May 2, 2014
Nicholas Ibekwe, PremiumTimes
Some state governments in the North attempted to increase education and employment opportunities, but with almost no support from the Federal Government.”
The United States government has said the Federal Government has not done enough to check the Boko Haram insurgency in Northern Nigeria.
The U.S. also accused the federal government of not matching the efforts by northern state governments to promote education in the area.
According to a report by the U.S. Department of State published on Wednesday, the Federal Government has failed in tackling “the grievances among northern populations.”
The report, US Bureau of Counterterrorism 2013 Country Reports on Terrorism, an annual assessment of trends and events in international terrorism, says the government has been unsuccessful in tackling the high rate of unemployment and the lack of basic services in the region.
“The government of Nigeria’s efforts to address grievances among northern populations, which includes high unemployment and a dearth of basic services, made little progress.
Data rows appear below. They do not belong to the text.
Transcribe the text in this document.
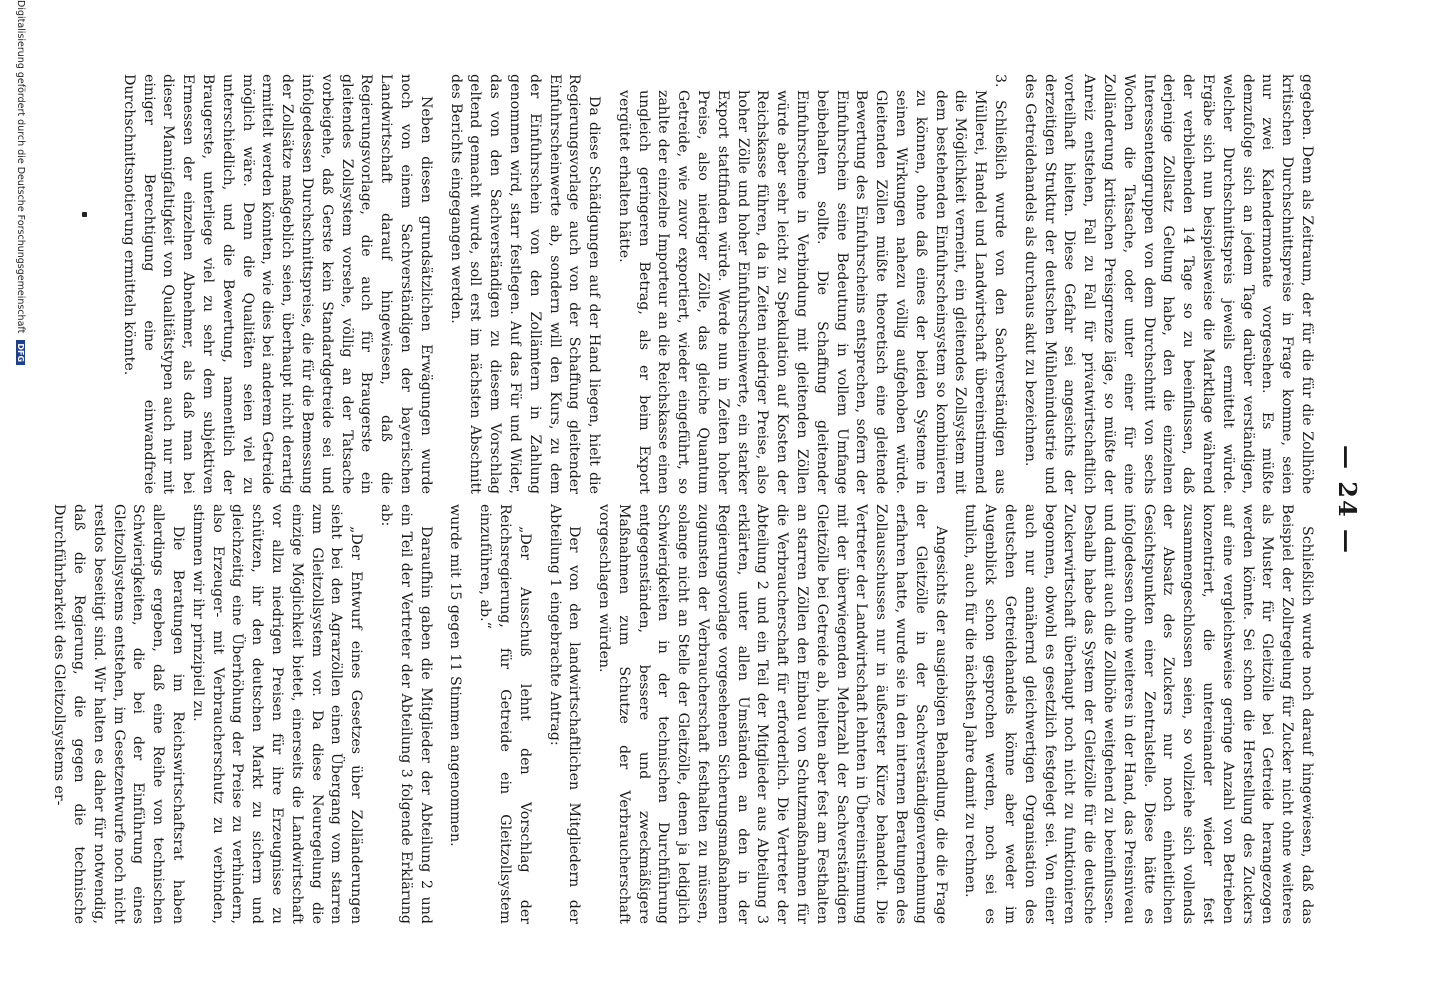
— 24 —

gegeben. Denn als Zeitraum, der für die für die Zollhöhe kritischen Durchschnittspreise in Frage komme, seien nur zwei Kalendermonate vorgesehen. Es müßte demzufolge sich an jedem Tage darüber verständigen, welcher Durchschnittspreis jeweils ermittelt würde. Ergäbe sich nun beispielsweise die Marktlage während der verbleibenden 14 Tage so zu beeinflussen, daß derjenige Zollsatz Geltung habe, den die einzelnen Interessentengruppen von dem Durchschnitt von sechs Wochen die Tatsache, oder unter einer für eine Zolländerung kritischen Preisgrenze läge, so müßte der Anreiz entstehen, Fall zu Fall für privatwirtschaftlich vorteilhaft hielten. Diese Gefahr sei angesichts der derzeitigen Struktur der deutschen Mühlenindustrie und des Getreidehandels als durchaus akut zu bezeichnen.

3. Schließlich wurde von den Sachverständigen aus Müllerei, Handel und Landwirtschaft übereinstimmend die Möglichkeit verneint, ein gleitendes Zollsystem mit dem bestehenden Einfuhrscheinsystem so kombinieren zu können, ohne daß eines der beiden Systeme in seinen Wirkungen nahezu völlig aufgehoben würde. Gleitenden Zöllen müßte theoretisch eine gleitende Bewertung des Einfuhrscheins entsprechen, sofern der Einfuhrschein seine Bedeutung in vollem Umfange beibehalten sollte. Die Schaffung gleitender Einfuhrscheine in Verbindung mit gleitenden Zöllen würde aber sehr leicht zu Spekulation auf Kosten der Reichskasse führen, da in Zeiten niedriger Preise, also hoher Zölle und hoher Einfuhrscheinwerte, ein starker Export stattfinden würde. Werde nun in Zeiten hoher Preise, also niedriger Zölle, das gleiche Quantum Getreide, wie zuvor exportiert, wieder eingeführt, so zahlte der einzelne Importeur an die Reichskasse einen ungleich geringeren Betrag, als er beim Export vergütet erhalten hätte.

Da diese Schädigungen auf der Hand liegen, hielt die Regierungsvorlage auch von der Schaffung gleitender Einfuhrscheinwerte ab, sondern will den Kurs, zu dem der Einfuhrschein von den Zollämtern in Zahlung genommen wird, starr festlegen. Auf das Für und Wider, das von den Sachverständigen zu diesem Vorschlag geltend gemacht wurde, soll erst im nächsten Abschnitt des Berichts eingegangen werden.

Neben diesen grundsätzlichen Erwägungen wurde noch von einem Sachverständigen der bayerischen Landwirtschaft darauf hingewiesen, daß die Regierungsvorlage, die auch für Braugerste ein gleitendes Zollsystem vorsehe, völlig an der Tatsache vorbeigehe, daß Gerste kein Standardgetreide sei und infolgedessen Durchschnittspreise, die für die Bemessung der Zollsätze maßgeblich seien, überhaupt nicht derartig ermittelt werden könnten, wie dies bei anderem Getreide möglich wäre. Denn die Qualitäten seien viel zu unterschiedlich, und die Bewertung, namentlich der Braugerste, unterliege viel zu sehr dem subjektiven Ermessen der einzelnen Abnehmer, als daß man bei dieser Mannigfaltigkeit von Qualitätstypen auch nur mit einiger Berechtigung eine einwandfreie Durchschnittsnotierung ermitteln könnte.

Schließlich wurde noch darauf hingewiesen, daß das Beispiel der Zollregelung für Zucker nicht ohne weiteres als Muster für Gleitzölle bei Getreide herangezogen werden könnte. Sei schon die Herstellung des Zuckers auf eine vergleichsweise geringe Anzahl von Betrieben konzentriert, die untereinander wieder fest zusammengeschlossen seien, so vollziehe sich vollends der Absatz des Zuckers nur noch einheitlichen Gesichtspunkten einer Zentralstelle. Diese hätte es infolgedessen ohne weiteres in der Hand, das Preisniveau und damit auch die Zollhöhe weitgehend zu beeinflussen. Deshalb habe das System der Gleitzölle für die deutsche Zuckerwirtschaft überhaupt noch nicht zu funktionieren begonnen, obwohl es gesetzlich festgelegt sei. Von einer auch nur annähernd gleichwertigen Organisation des deutschen Getreidehandels könne aber weder im Augenblick schon gesprochen werden, noch sei es tunlich, auch für die nächsten Jahre damit zu rechnen.

Angesichts der ausgiebigen Behandlung, die die Frage der Gleitzölle in der Sachverständigenvernehmung erfahren hatte, wurde sie in den internen Beratungen des Zollausschusses nur in äußerster Kürze behandelt. Die Vertreter der Landwirtschaft lehnten in Übereinstimmung mit der überwiegenden Mehrzahl der Sachverständigen Gleitzölle bei Getreide ab, hielten aber fest am Festhalten an starren Zöllen den Einbau von Schutzmaßnahmen für die Verbraucherschaft für erforderlich. Die Vertreter der Abteilung 2 und ein Teil der Mitglieder aus Abteilung 3 erklärten, unter allen Umständen an den in der Regierungsvorlage vorgesehenen Sicherungsmaßnahmen zugunsten der Verbraucherschaft festhalten zu müssen, solange nicht an Stelle der Gleitzölle, denen ja lediglich Schwierigkeiten in der technischen Durchführung entgegenständen, bessere und zweckmäßigere Maßnahmen zum Schutze der Verbraucherschaft vorgeschlagen würden.

Der von den landwirtschaftlichen Mitgliedern der Abteilung 1 eingebrachte Antrag:

„Der Ausschuß lehnt den Vorschlag der Reichsregierung, für Getreide ein Gleitzollsystem einzuführen, ab.“

wurde mit 15 gegen 11 Stimmen angenommen.

Daraufhin gaben die Mitglieder der Abteilung 2 und ein Teil der Vertreter der Abteilung 3 folgende Erklärung ab:

„Der Entwurf eines Gesetzes über Zolländerungen sieht bei den Agrarzöllen einen Übergang vom starren zum Gleitzollsystem vor. Da diese Neuregelung die einzige Möglichkeit bietet, einerseits die Landwirtschaft vor allzu niedrigen Preisen für ihre Erzeugnisse zu schützen, ihr den deutschen Markt zu sichern und gleichzeitig eine Überhöhung der Preise zu verhindern, also Erzeuger- mit Verbraucherschutz zu verbinden, stimmen wir ihr prinzipiell zu.

Die Beratungen im Reichswirtschaftsrat haben allerdings ergeben, daß eine Reihe von technischen Schwierigkeiten, die bei der Einführung eines Gleitzollsystems entstehen, im Gesetzentwurfe noch nicht restlos beseitigt sind. Wir halten es daher für notwendig, daß die Regierung, die gegen die technische Durchführbarkeit des Gleitzollsystems er-

Digitalisierung gefördert durch die Deutsche Forschungsgemeinschaft DFG
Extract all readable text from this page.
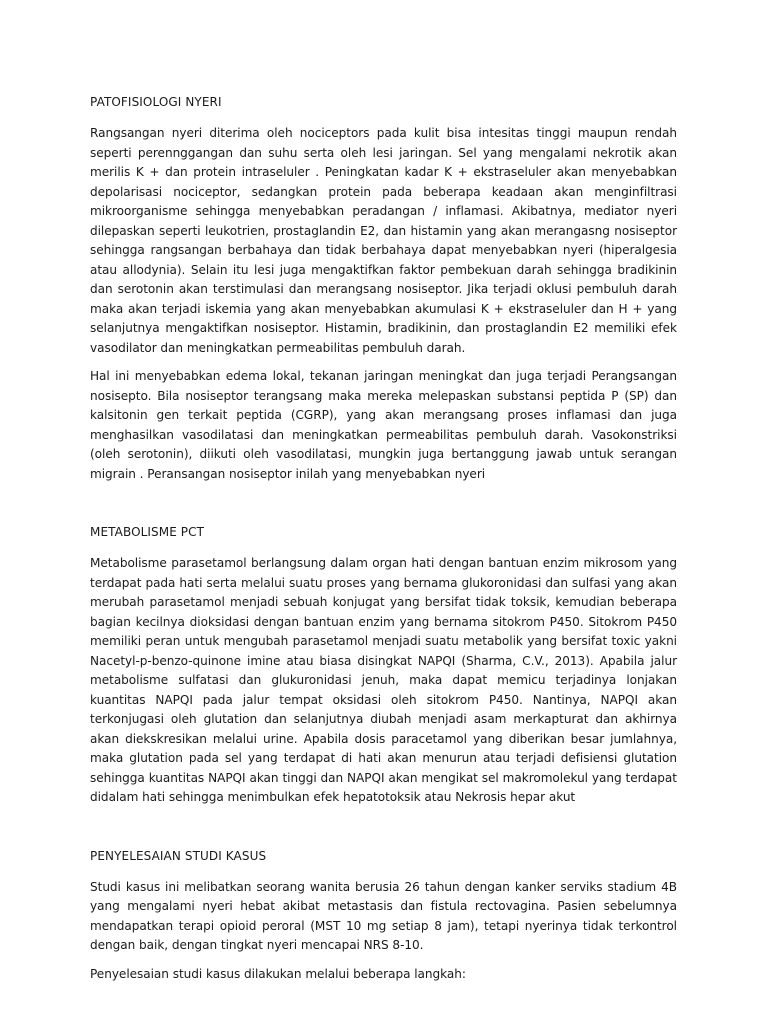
PATOFISIOLOGI NYERI

Rangsangan nyeri diterima oleh nociceptors pada kulit bisa intesitas tinggi maupun rendah seperti perennggangan dan suhu serta oleh lesi jaringan. Sel yang mengalami nekrotik akan merilis K + dan protein intraseluler . Peningkatan kadar K + ekstraseluler akan menyebabkan depolarisasi nociceptor, sedangkan protein pada beberapa keadaan akan menginfiltrasi mikroorganisme sehingga menyebabkan peradangan / inflamasi. Akibatnya, mediator nyeri dilepaskan seperti leukotrien, prostaglandin E2, dan histamin yang akan merangasng nosiseptor sehingga rangsangan berbahaya dan tidak berbahaya dapat menyebabkan nyeri (hiperalgesia atau allodynia). Selain itu lesi juga mengaktifkan faktor pembekuan darah sehingga bradikinin dan serotonin akan terstimulasi dan merangsang nosiseptor. Jika terjadi oklusi pembuluh darah maka akan terjadi iskemia yang akan menyebabkan akumulasi K + ekstraseluler dan H + yang selanjutnya mengaktifkan nosiseptor. Histamin, bradikinin, dan prostaglandin E2 memiliki efek vasodilator dan meningkatkan permeabilitas pembuluh darah.

Hal ini menyebabkan edema lokal, tekanan jaringan meningkat dan juga terjadi Perangsangan nosisepto. Bila nosiseptor terangsang maka mereka melepaskan substansi peptida P (SP) dan kalsitonin gen terkait peptida (CGRP), yang akan merangsang proses inflamasi dan juga menghasilkan vasodilatasi dan meningkatkan permeabilitas pembuluh darah. Vasokonstriksi (oleh serotonin), diikuti oleh vasodilatasi, mungkin juga bertanggung jawab untuk serangan migrain . Peransangan nosiseptor inilah yang menyebabkan nyeri

METABOLISME PCT

Metabolisme parasetamol berlangsung dalam organ hati dengan bantuan enzim mikrosom yang terdapat pada hati serta melalui suatu proses yang bernama glukoronidasi dan sulfasi yang akan merubah parasetamol menjadi sebuah konjugat yang bersifat tidak toksik, kemudian beberapa bagian kecilnya dioksidasi dengan bantuan enzim yang bernama sitokrom P450. Sitokrom P450 memiliki peran untuk mengubah parasetamol menjadi suatu metabolik yang bersifat toxic yakni Nacetyl-p-benzo-quinone imine atau biasa disingkat NAPQI (Sharma, C.V., 2013). Apabila jalur metabolisme sulfatasi dan glukuronidasi jenuh, maka dapat memicu terjadinya lonjakan kuantitas NAPQI pada jalur tempat oksidasi oleh sitokrom P450. Nantinya, NAPQI akan terkonjugasi oleh glutation dan selanjutnya diubah menjadi asam merkapturat dan akhirnya akan diekskresikan melalui urine. Apabila dosis paracetamol yang diberikan besar jumlahnya, maka glutation pada sel yang terdapat di hati akan menurun atau terjadi defisiensi glutation sehingga kuantitas NAPQI akan tinggi dan NAPQI akan mengikat sel makromolekul yang terdapat didalam hati sehingga menimbulkan efek hepatotoksik atau Nekrosis hepar akut

PENYELESAIAN STUDI KASUS

Studi kasus ini melibatkan seorang wanita berusia 26 tahun dengan kanker serviks stadium 4B yang mengalami nyeri hebat akibat metastasis dan fistula rectovagina. Pasien sebelumnya mendapatkan terapi opioid peroral (MST 10 mg setiap 8 jam), tetapi nyerinya tidak terkontrol dengan baik, dengan tingkat nyeri mencapai NRS 8-10.

Penyelesaian studi kasus dilakukan melalui beberapa langkah:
Some state governments in the North attempted to increase education and employment opportunities, but with almost no support from the Federal Government,” the report stated.
The report advised the Federal Government “to employ a more comprehensive strategy to address Boko Haram that combines security efforts with political and development efforts to reduce Boko Haram’s appeal, address the legitimate concerns of the people of northern Nigeria, and protect the rights of all of Nigeria’s citizens.”
The report noted that the Boko Haram insurgency that has spread across the northern region is now taking on an international scale, with its activities spreading to neighbouring countries such as Cameroon, Niger and Chad.
Poor Inter-agency Cooperation
The report frowned at the shoddy execution of the war against Boko Haram. It particularly pointed at poor inter-agency collaboration and sharing of intelligence as a major hindrance to the fight against the insurgents.
“Several government agencies performed counterterrorism functions, including the Nigerian Department of State Security the National Police Force and the Ministry of Justice. It is important to note that the Nigerian military had the primary responsibility for combating terrorism in north-eastern Nigeria. While the counterterrorism activities of these agencies and ministry were ostensibly coordinated by the Office of the National Security Adviser, the level of inter-agency cooperation and information sharing was limited,” it stated.
The report also stated that Nigeria’s weak criminal justice system is a factor in the spread of the insurgency.
“The Nigerian government’s criminal justice institutions were not significantly strengthened in 2013, although several donor countries, including the UK, worked closely with the Ministry of Justice to assist in prioritising how to investigate and prosecute suspected terrorist cases.
“Among the problems that deterred or hindered more effective law enforcement and border security by the Nigerian government were: a lack of coordination and cooperation between Nigerian security agencies; a lack of biometrics collection systems and the requisite data bases; corruption; misallocation of resources; the slow pace of the judicial system, including a lack of a timely arraignment of suspected terrorist detainees; and lack of sufficient training for prosecutors and judges to understand and carry out the Terrorism (Prevention) Act of 2011 (as amended).”
The Boko Haram insurgency has led to the death of thousands of people since 2009. The sect has attacked schools, government buildings, security formations, religious houses, public places and others in Northern Nigeria and has also been involved in kidnapping.
Over 250 schoolgirls were kidnapped by the sect members on April 14 in Borno. Majority of them have not been seen amidst outrage by Nigerians that the government should do more to ensure the girls are freed.